To fix the West of England growth strategy, WECA should work with unions to define a Good Work Charter. Business support services would identify sectors with few good jobs, or the potential to create many more. The metro-mayor can use his bully pulpit to commit employers to the Charter, and put Good Work conditions on access to public procurement, funding and participation in enterprise zones.
Beat the productivity crisis with a lifelong skills plan
As Brexit approaches there will be skills gaps to fill, but it won’t happen with a tired “employers know best” approach. A better fix for the West of England growth strategy would see skills programmes, including the £3.9m DWP pilot, co-designed by unions too.
Skills pathways should connect people from areas with few top level industries into high-skill jobs. The metro-mayor needs to charm and twist arms to convince employers to participate. Improving low to mid skilled work is also vital as these sectors provide the most jobs but don’t make full use of training to improve productivity.
The best courses won’t matter if the right staff don’t access them. Union learning reps have a track record getting people back into learning. We also make sure apprenticeships are about real training, not cynically using low-paid apprentices to replace other staff.
Make the West of England a Real Living Wage region
Too many jobs fail the most basic test – they don’t pay enough to live on. 7.4 million people in working families are in poverty.
To fix the West of England growth strategy, the metro-mayor should set a goal that no one needs to earn less than the living wage – £8.45 an hour.

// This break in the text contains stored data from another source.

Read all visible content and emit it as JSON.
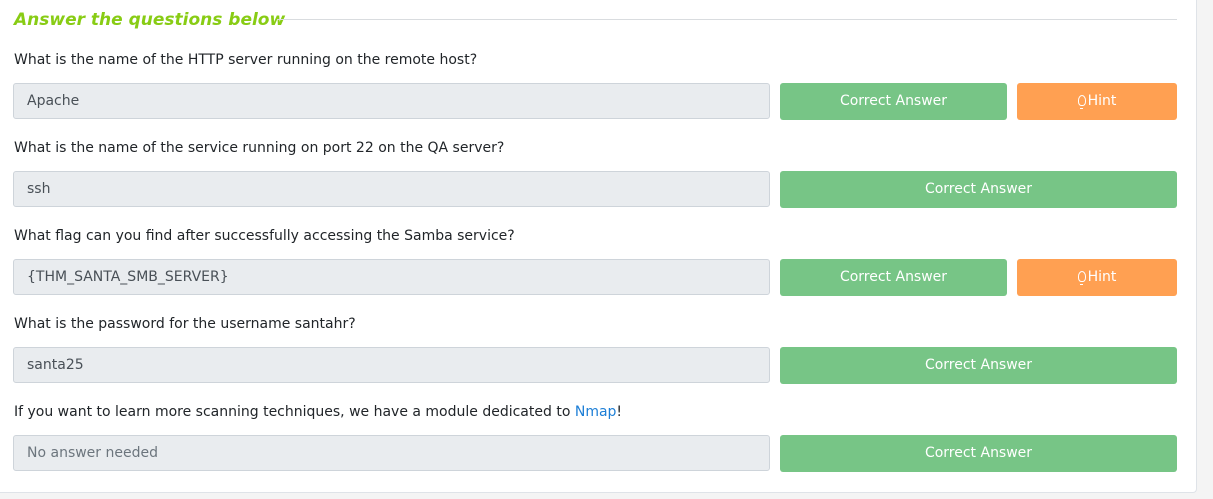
{
  "section": {
    "title": "Answer the questions below"
  },
  "colors": {
    "title_green": "#88cc14",
    "correct": "#77c586",
    "hint": "#ffa052",
    "link": "#1c7ed6"
  },
  "questions": [
    {
      "text": "What is the name of the HTTP server running on the remote host?",
      "answer": "Apache",
      "button": "Correct Answer",
      "hint": "Hint"
    },
    {
      "text": "What is the name of the service running on port 22 on the QA server?",
      "answer": "ssh",
      "button": "Correct Answer"
    },
    {
      "text": "What flag can you find after successfully accessing the Samba service?",
      "answer": "{THM_SANTA_SMB_SERVER}",
      "button": "Correct Answer",
      "hint": "Hint"
    },
    {
      "text": "What is the password for the username santahr?",
      "answer": "santa25",
      "button": "Correct Answer"
    },
    {
      "text_before": "If you want to learn more scanning techniques, we have a module dedicated to ",
      "link": "Nmap",
      "text_after": "!",
      "answer_placeholder": "No answer needed",
      "button": "Correct Answer"
    }
  ],
  "icons": {
    "hint_icon": "lightbulb-icon"
  }
}
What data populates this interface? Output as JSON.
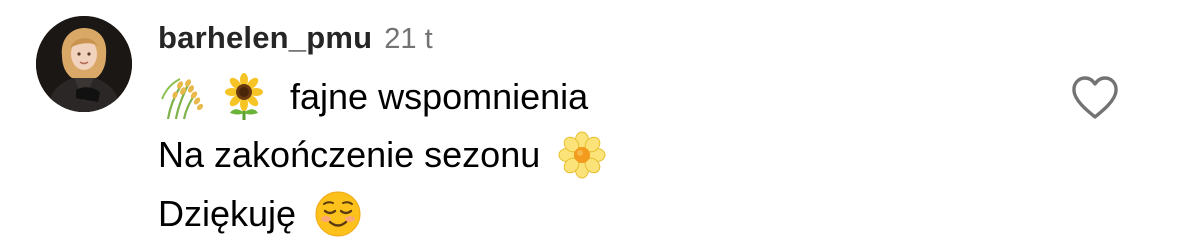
{
  "comment": {
    "username": "barhelen_pmu",
    "timestamp": "21 t",
    "lines": [
      {
        "emojis": [
          "rice-sheaf-emoji",
          "sunflower-emoji"
        ],
        "text": "fajne wspomnienia"
      },
      {
        "text": "Na zakończenie sezonu",
        "emojis": [
          "blossom-emoji"
        ]
      },
      {
        "text": "Dziękuję",
        "emojis": [
          "smiling-face-emoji"
        ]
      }
    ],
    "like_icon": "heart-outline-icon",
    "avatar_icon": "profile-avatar"
  }
}
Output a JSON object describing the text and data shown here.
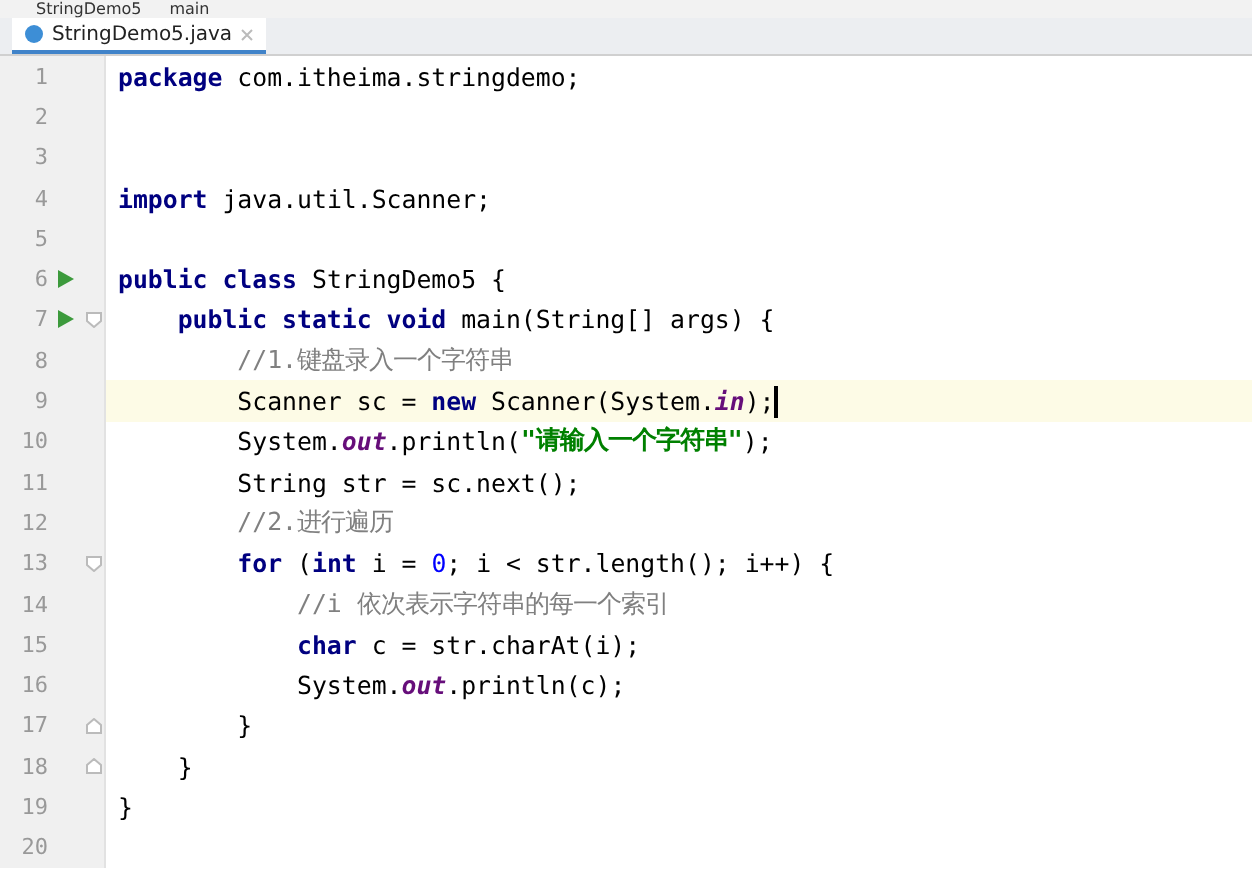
{
  "breadcrumbs": [
    "StringDemo5",
    "main"
  ],
  "tabs": [
    {
      "label": "StringDemo5.java",
      "selected": true
    }
  ],
  "lines": [
    {
      "number": "1",
      "run": false,
      "fold_open": false,
      "fold_close": false,
      "current": false,
      "tokens": [
        {
          "kind": "kw",
          "text": "package"
        },
        {
          "kind": "plain",
          "text": " com.itheima.stringdemo;"
        }
      ]
    },
    {
      "number": "2",
      "run": false,
      "fold_open": false,
      "fold_close": false,
      "current": false
    },
    {
      "number": "3",
      "run": false,
      "fold_open": false,
      "fold_close": false,
      "current": false
    },
    {
      "number": "4",
      "run": false,
      "fold_open": false,
      "fold_close": false,
      "current": false,
      "tokens": [
        {
          "kind": "kw",
          "text": "import"
        },
        {
          "kind": "plain",
          "text": " java.util.Scanner;"
        }
      ]
    },
    {
      "number": "5",
      "run": false,
      "fold_open": false,
      "fold_close": false,
      "current": false
    },
    {
      "number": "6",
      "run": true,
      "fold_open": false,
      "fold_close": false,
      "current": false,
      "tokens": [
        {
          "kind": "kw",
          "text": "public class"
        },
        {
          "kind": "plain",
          "text": " StringDemo5 {"
        }
      ]
    },
    {
      "number": "7",
      "run": true,
      "fold_open": true,
      "fold_close": false,
      "current": false,
      "tokens": [
        {
          "kind": "kw",
          "text": "    public static void"
        },
        {
          "kind": "plain",
          "text": " main(String[] args) {"
        }
      ]
    },
    {
      "number": "8",
      "run": false,
      "fold_open": false,
      "fold_close": false,
      "current": false,
      "tokens": [
        {
          "kind": "comment",
          "text": "        //1.键盘录入一个字符串"
        }
      ]
    },
    {
      "number": "9",
      "run": false,
      "fold_open": false,
      "fold_close": false,
      "current": true,
      "tokens": [
        {
          "kind": "plain",
          "text": "        Scanner sc = "
        },
        {
          "kind": "kw",
          "text": "new"
        },
        {
          "kind": "plain",
          "text": " Scanner(System."
        },
        {
          "kind": "static",
          "text": "in"
        },
        {
          "kind": "plain",
          "text": ");"
        }
      ]
    },
    {
      "number": "10",
      "run": false,
      "fold_open": false,
      "fold_close": false,
      "current": false,
      "tokens": [
        {
          "kind": "plain",
          "text": "        System."
        },
        {
          "kind": "static",
          "text": "out"
        },
        {
          "kind": "plain",
          "text": ".println("
        },
        {
          "kind": "string",
          "text": "\"请输入一个字符串\""
        },
        {
          "kind": "plain",
          "text": ");"
        }
      ]
    },
    {
      "number": "11",
      "run": false,
      "fold_open": false,
      "fold_close": false,
      "current": false,
      "tokens": [
        {
          "kind": "plain",
          "text": "        String str = sc.next();"
        }
      ]
    },
    {
      "number": "12",
      "run": false,
      "fold_open": false,
      "fold_close": false,
      "current": false,
      "tokens": [
        {
          "kind": "comment",
          "text": "        //2.进行遍历"
        }
      ]
    },
    {
      "number": "13",
      "run": false,
      "fold_open": true,
      "fold_close": false,
      "current": false,
      "tokens": [
        {
          "kind": "kw",
          "text": "        for"
        },
        {
          "kind": "plain",
          "text": " ("
        },
        {
          "kind": "kw",
          "text": "int"
        },
        {
          "kind": "plain",
          "text": " i = "
        },
        {
          "kind": "num",
          "text": "0"
        },
        {
          "kind": "plain",
          "text": "; i < str.length(); i++) {"
        }
      ]
    },
    {
      "number": "14",
      "run": false,
      "fold_open": false,
      "fold_close": false,
      "current": false,
      "tokens": [
        {
          "kind": "comment",
          "text": "            //i 依次表示字符串的每一个索引"
        }
      ]
    },
    {
      "number": "15",
      "run": false,
      "fold_open": false,
      "fold_close": false,
      "current": false,
      "tokens": [
        {
          "kind": "kw",
          "text": "            char"
        },
        {
          "kind": "plain",
          "text": " c = str.charAt(i);"
        }
      ]
    },
    {
      "number": "16",
      "run": false,
      "fold_open": false,
      "fold_close": false,
      "current": false,
      "tokens": [
        {
          "kind": "plain",
          "text": "            System."
        },
        {
          "kind": "static",
          "text": "out"
        },
        {
          "kind": "plain",
          "text": ".println(c);"
        }
      ]
    },
    {
      "number": "17",
      "run": false,
      "fold_open": false,
      "fold_close": true,
      "current": false,
      "tokens": [
        {
          "kind": "plain",
          "text": "        }"
        }
      ]
    },
    {
      "number": "18",
      "run": false,
      "fold_open": false,
      "fold_close": true,
      "current": false,
      "tokens": [
        {
          "kind": "plain",
          "text": "    }"
        }
      ]
    },
    {
      "number": "19",
      "run": false,
      "fold_open": false,
      "fold_close": false,
      "current": false,
      "tokens": [
        {
          "kind": "plain",
          "text": "}"
        }
      ]
    },
    {
      "number": "20",
      "run": false,
      "fold_open": false,
      "fold_close": false,
      "current": false
    }
  ]
}
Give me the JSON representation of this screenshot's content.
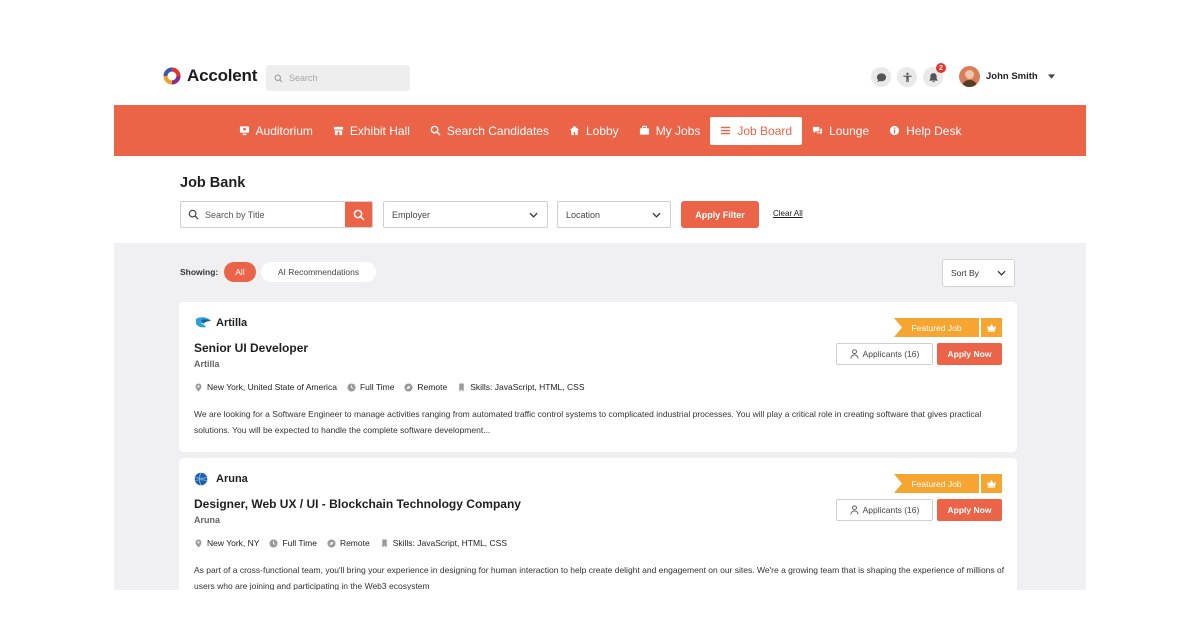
{
  "brand": {
    "name": "Accolent"
  },
  "top_search": {
    "placeholder": "Search"
  },
  "notifications": {
    "count": "2"
  },
  "user": {
    "name": "John Smith"
  },
  "nav": {
    "items": [
      {
        "label": "Auditorium",
        "icon": "auditorium-icon"
      },
      {
        "label": "Exhibit Hall",
        "icon": "exhibit-hall-icon"
      },
      {
        "label": "Search Candidates",
        "icon": "search-icon"
      },
      {
        "label": "Lobby",
        "icon": "home-icon"
      },
      {
        "label": "My Jobs",
        "icon": "briefcase-icon"
      },
      {
        "label": "Job Board",
        "icon": "list-icon",
        "active": true
      },
      {
        "label": "Lounge",
        "icon": "chat-icon"
      },
      {
        "label": "Help Desk",
        "icon": "info-icon"
      }
    ]
  },
  "page": {
    "title": "Job Bank"
  },
  "filters": {
    "search_placeholder": "Search by Title",
    "employer": "Employer",
    "location": "Location",
    "apply_label": "Apply Filter",
    "clear_label": "Clear All"
  },
  "showing": {
    "label": "Showing:",
    "all": "All",
    "ai": "AI Recommendations"
  },
  "sort": {
    "label": "Sort By"
  },
  "colors": {
    "accent": "#ec6448",
    "featured": "#f6a531",
    "background": "#f0f0f2"
  },
  "jobs": [
    {
      "company": "Artilla",
      "title": "Senior UI Developer",
      "company_sub": "Artilla",
      "location": "New York, United State of America",
      "type": "Full Time",
      "mode": "Remote",
      "skills": "Skills: JavaScript, HTML, CSS",
      "featured": "Featured Job",
      "applicants": "Applicants (16)",
      "apply": "Apply Now",
      "description": "We are looking for a Software Engineer to manage activities ranging from automated traffic control systems to complicated industrial processes. You will play a critical role in creating software that gives practical solutions. You will be expected to handle the complete software development..."
    },
    {
      "company": "Aruna",
      "title": "Designer, Web UX / UI - Blockchain Technology Company",
      "company_sub": "Aruna",
      "location": "New York, NY",
      "type": "Full Time",
      "mode": "Remote",
      "skills": "Skills: JavaScript, HTML, CSS",
      "featured": "Featured Job",
      "applicants": "Applicants (16)",
      "apply": "Apply Now",
      "description": "As part of a cross-functional team, you'll bring your experience in designing for human interaction to help create delight and engagement on our sites. We're a growing team that is shaping the experience of millions of users who are joining and participating in the Web3 ecosystem"
    }
  ]
}
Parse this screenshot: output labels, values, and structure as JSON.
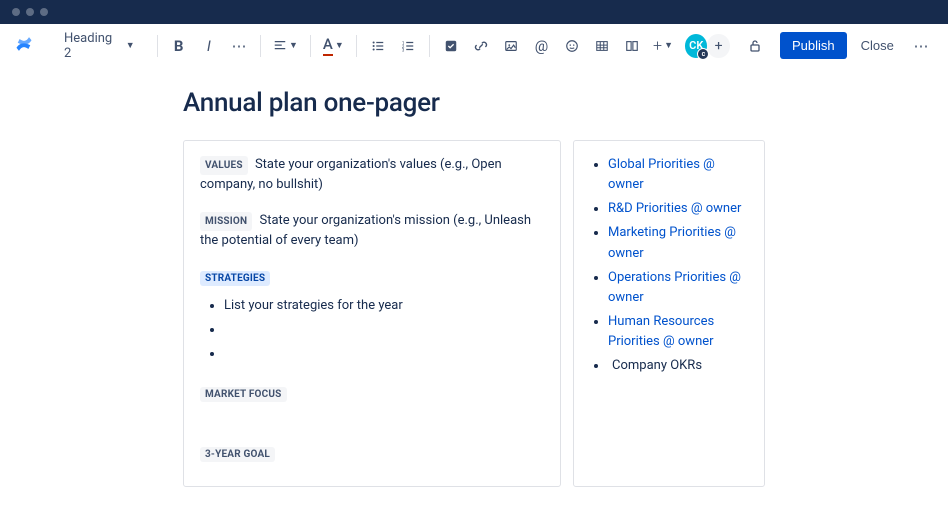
{
  "toolbar": {
    "heading_label": "Heading 2",
    "avatar_initials": "CK",
    "avatar_badge": "c",
    "publish_label": "Publish",
    "close_label": "Close"
  },
  "page": {
    "title": "Annual plan one-pager"
  },
  "left": {
    "values_label": "VALUES",
    "values_text": "State your organization's values (e.g., Open company, no bullshit)",
    "mission_label": "MISSION",
    "mission_text": "State your organization's mission (e.g., Unleash the potential of every team)",
    "strategies_label": "STRATEGIES",
    "strategies_item1": "List your strategies for the year",
    "market_focus_label": "MARKET FOCUS",
    "three_year_goal_label": "3-YEAR GOAL"
  },
  "right": {
    "links": [
      "Global Priorities @ owner",
      "R&D Priorities @ owner",
      "Marketing Priorities @ owner",
      "Operations Priorities @ owner",
      "Human Resources Priorities @ owner"
    ],
    "plain_item": "Company OKRs"
  }
}
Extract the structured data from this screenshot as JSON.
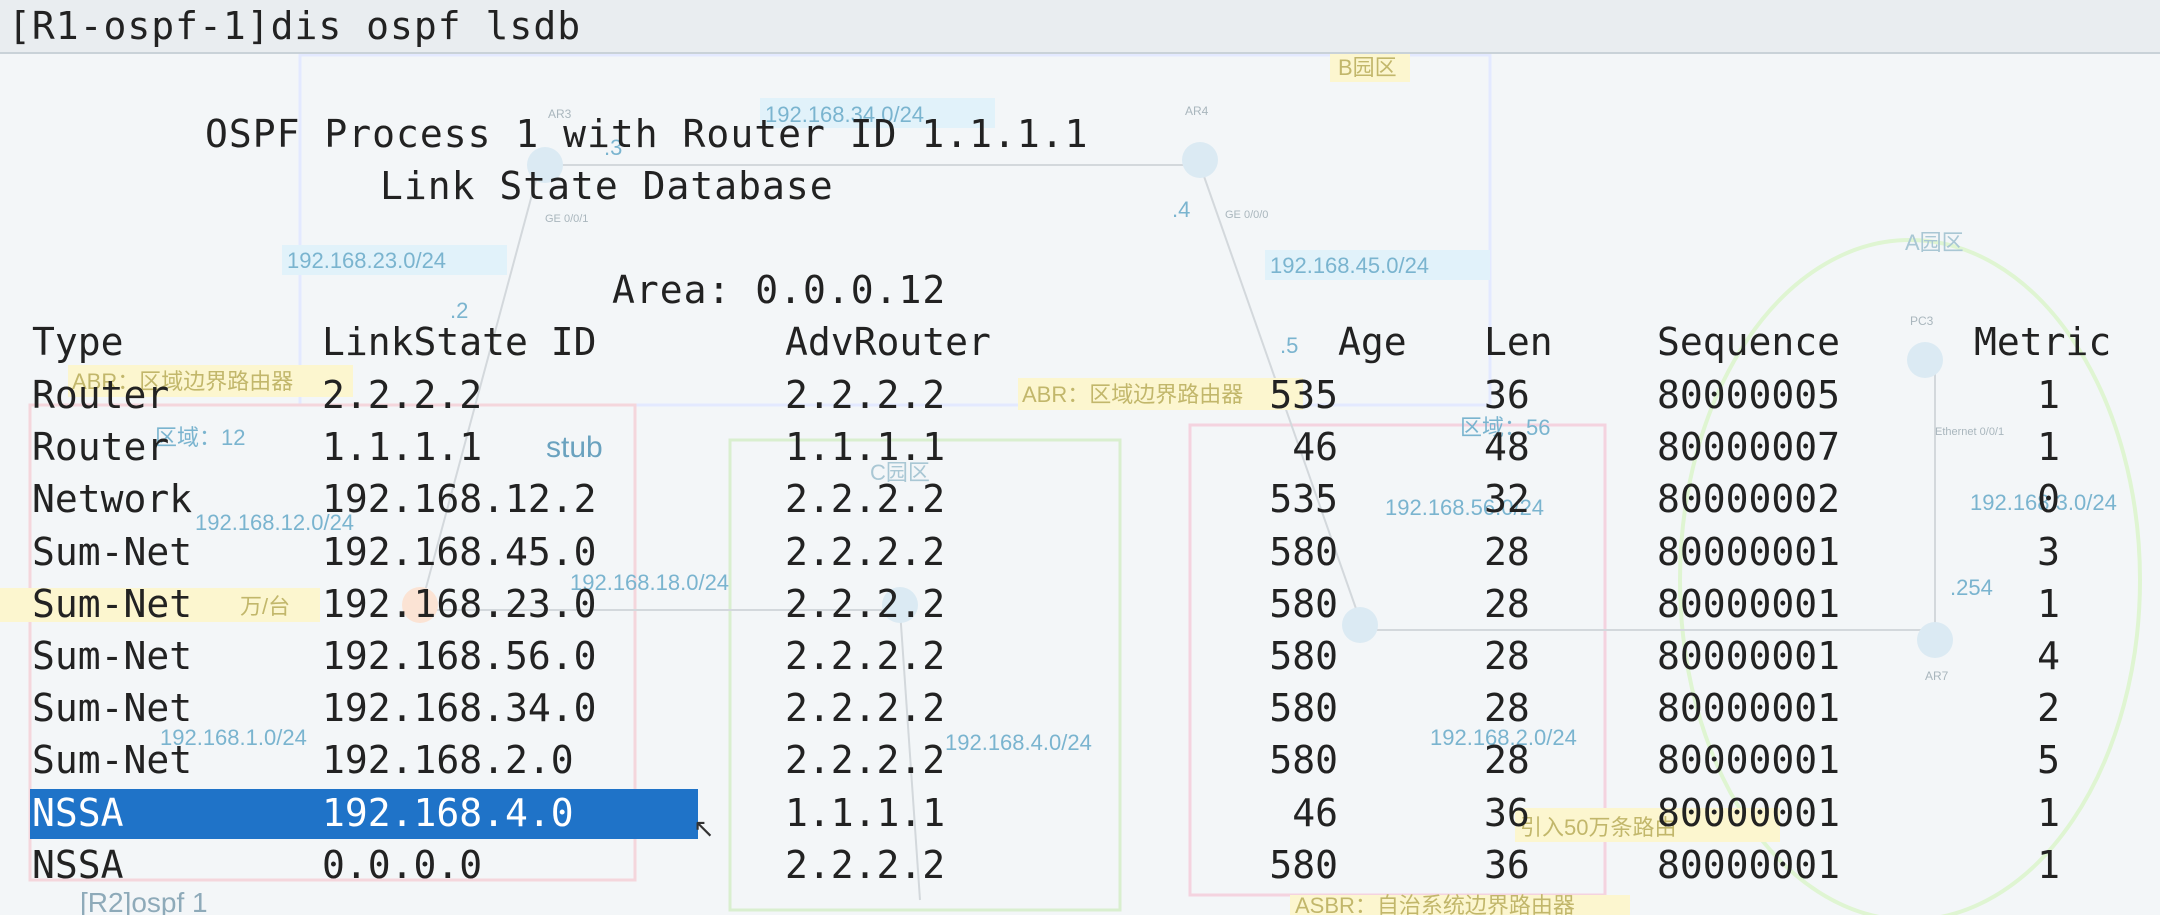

It’s good for workers, and it’s good for business, improving recruitment, retention and productivity as well as reducing sickness absence.
Becoming a living wage region will be tougher for some. WECA should target support in areas like social care, where funding pressures are catastrophic. But for public institutions and firms where the step up is manageable, the message from the metro mayor must be that poverty pay is not acceptable.
Set the West’s brains trusts to improving care as well as composites
University researchers have shown their success spinning out projects into commercial opportunities. But studies on industries many of our people work in are more often about poor employment practices. With a guaranteed market from the public sector at least, the West’s universities can be brought onboard to innovate in public services and the foundational economy.
In the care sector, for instance, by 2025 another 353,000 people will need help. So where is the urgency to find solutions? Let’s make it a priority as government has done for nano-materials.
Find new ways to finance the infrastructure the region needs
Though WECA’s £30 million a year pot sounds good, it’s not enough compared to the costs of housing and transport. The metro-mayor needs to make the money go further.
One option is to borrow against future rises in business rate revenues. The three WECA authorities receiving reasonable business rates as firms want to base themselves here. They’re also set to benefit from 100% (up from 50%) business rate retention.
Another possibility is to team up with the Avon pension fund to secure money for housing and other long term “safe” investments. WECA can guarantee returns, while the total amount invested by the pension scheme is far greater. Preston council raised £100m using a similar plan.
Finally, with great potential for wind and tidal energy in the region, the metro-mayor should take a stake in renewable energy that can generate funds for years to come.
Is that it?
To really fix the West of England growth strategy requires a social partnership between politicians, firms, and unions. Unless we make a success of this round of devolution then further opportunities won’t appear.
These five ideas don’t amount to a worked-out programme, but it’s clear that WECA must be far more radical, and that the potential is there for it to be so.